In July, Gaspin added NBC’s entertainment division to a portfolio that also includes USA, Bravo and Telemundo. He said that soon after he took up the job, he gave NBC Universal CEO Jeff Zucker, a simple message:

“We’re going to have to pay.”

NBC had for several years been contracting, part of a stated strategy to rewrite the financial rules of television. Last spring, the network ordered only 10 pilots for new series; this year, it almost doubled that number.

“You can only manage through cost cuts for a short period of time,” Gaspin said. “And we’ve been doing it for five years.”

Even as it is being examined for all its flaws by Comcast, its prospective new owner, NBC has multiple holes in its schedule and few continuing hits, noted The Times. It has also just come through a ferocious PR battering over Conan O’Brien and the Jay Leno mess.

Gaspin’s fixes include the schedule he put together at 10 p.m. this winter. NBC has been up over 40% in the 18-49 demo, with shows like “Law and Order: Special Victims Unit” and “Parenthood” in Leno’s old time slot.

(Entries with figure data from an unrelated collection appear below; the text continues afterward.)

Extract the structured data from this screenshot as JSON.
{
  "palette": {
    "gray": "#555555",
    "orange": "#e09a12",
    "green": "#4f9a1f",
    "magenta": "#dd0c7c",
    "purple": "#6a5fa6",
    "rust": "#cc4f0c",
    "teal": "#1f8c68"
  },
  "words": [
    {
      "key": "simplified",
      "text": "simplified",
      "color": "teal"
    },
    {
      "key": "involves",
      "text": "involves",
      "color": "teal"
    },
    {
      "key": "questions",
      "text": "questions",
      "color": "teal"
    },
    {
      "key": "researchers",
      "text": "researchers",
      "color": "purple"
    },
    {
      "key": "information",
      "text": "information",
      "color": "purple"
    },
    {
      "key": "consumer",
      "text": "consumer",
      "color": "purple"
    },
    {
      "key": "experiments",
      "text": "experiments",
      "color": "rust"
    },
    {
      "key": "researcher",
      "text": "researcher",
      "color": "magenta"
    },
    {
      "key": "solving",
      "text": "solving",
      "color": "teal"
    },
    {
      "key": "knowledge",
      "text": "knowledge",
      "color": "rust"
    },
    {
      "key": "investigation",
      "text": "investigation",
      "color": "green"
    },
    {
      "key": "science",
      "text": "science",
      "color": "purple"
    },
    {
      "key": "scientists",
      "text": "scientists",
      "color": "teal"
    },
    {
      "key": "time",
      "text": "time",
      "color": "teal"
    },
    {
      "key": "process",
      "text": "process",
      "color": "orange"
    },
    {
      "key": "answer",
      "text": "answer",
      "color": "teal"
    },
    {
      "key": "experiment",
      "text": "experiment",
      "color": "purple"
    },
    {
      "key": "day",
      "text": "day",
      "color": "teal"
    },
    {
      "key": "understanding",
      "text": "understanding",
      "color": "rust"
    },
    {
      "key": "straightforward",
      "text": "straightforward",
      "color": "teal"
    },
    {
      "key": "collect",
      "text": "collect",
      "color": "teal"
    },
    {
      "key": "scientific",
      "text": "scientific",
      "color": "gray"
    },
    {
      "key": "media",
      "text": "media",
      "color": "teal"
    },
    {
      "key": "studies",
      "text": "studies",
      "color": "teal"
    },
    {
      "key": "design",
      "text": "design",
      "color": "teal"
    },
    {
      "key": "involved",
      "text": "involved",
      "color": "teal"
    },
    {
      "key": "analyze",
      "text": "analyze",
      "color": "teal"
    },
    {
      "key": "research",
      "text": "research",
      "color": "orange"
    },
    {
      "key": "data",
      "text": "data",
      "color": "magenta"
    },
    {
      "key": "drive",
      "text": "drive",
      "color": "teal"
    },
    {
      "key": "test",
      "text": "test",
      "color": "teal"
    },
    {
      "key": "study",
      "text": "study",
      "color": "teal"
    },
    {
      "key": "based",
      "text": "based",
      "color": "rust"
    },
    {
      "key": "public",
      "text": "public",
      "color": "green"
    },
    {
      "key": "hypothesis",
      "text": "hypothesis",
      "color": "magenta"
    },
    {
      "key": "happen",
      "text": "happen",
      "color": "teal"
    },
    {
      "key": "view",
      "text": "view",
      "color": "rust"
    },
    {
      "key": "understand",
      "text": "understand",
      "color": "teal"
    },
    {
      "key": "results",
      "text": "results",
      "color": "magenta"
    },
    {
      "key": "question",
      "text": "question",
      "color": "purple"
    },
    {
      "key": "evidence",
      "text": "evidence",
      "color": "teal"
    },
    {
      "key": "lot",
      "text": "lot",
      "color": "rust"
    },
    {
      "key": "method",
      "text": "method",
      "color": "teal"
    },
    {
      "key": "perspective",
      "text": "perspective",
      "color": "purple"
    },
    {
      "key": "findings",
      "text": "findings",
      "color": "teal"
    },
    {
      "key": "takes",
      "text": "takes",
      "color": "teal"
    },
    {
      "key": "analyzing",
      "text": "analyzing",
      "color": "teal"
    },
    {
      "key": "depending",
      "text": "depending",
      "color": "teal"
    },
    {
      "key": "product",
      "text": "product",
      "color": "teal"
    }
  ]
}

That rebound has been critical after what Gaspin conceded were years of turmoil at NBC. “We want to be a calming force in the company. We can’t look like we’re flailing.” He added, “We have to look like we know what we’re doing, and we have things under control — which I think we do.”

One big step was opening itself to the best program ideas available, no matter where they came from. NBC is in no position to be picky. “Our goal right now is to find those shows that are the tent poles of your schedule,” Gaspin said. “I don’t care where they come from. I don’t care whether we own them or not.”

This has played nicely into the hands of the Warner Brothers studio, which has delivered some of the potential new shows to NBC, including dramas developed by prominent creators like J. J. Abrams (“Lost”) and Jerry Bruckheimer (“CSI”). Bruce Rosenblum, the president of Warner Brothers Television Group, said the studio had “a lot tied up” in an NBC comeback. Abrams’s new show, “Under Covers,” was expensive to acquire, and the pilot may have cost as much as $10 million to produce (Abrams directing). Bruckheimer’s “The Chase,” is another intense police drama.

Some other prospective shows that are building talk for NBC include a new law-based hour from David E. Kelley (“Ally McBeal”) called “Kindreds”; a remake of the classic series “The Rockford Files,” from David Shore, the creator of “House”; and a romantic comedy hour, “Love Bites,” from Cindy Chupack, a writer on “Sex and the City.”

Gaspin, who said he would also like to find several new comedies to give himself a chance to open a second comedy night beyond Thursdays, says he’s “cautiously optimistic” about NBC’s development slate.

The key, he said in the interview, is to begin to rebuild NBC’s brand, which he set at a high bar. “We’re a network of quality, sophisticated content.”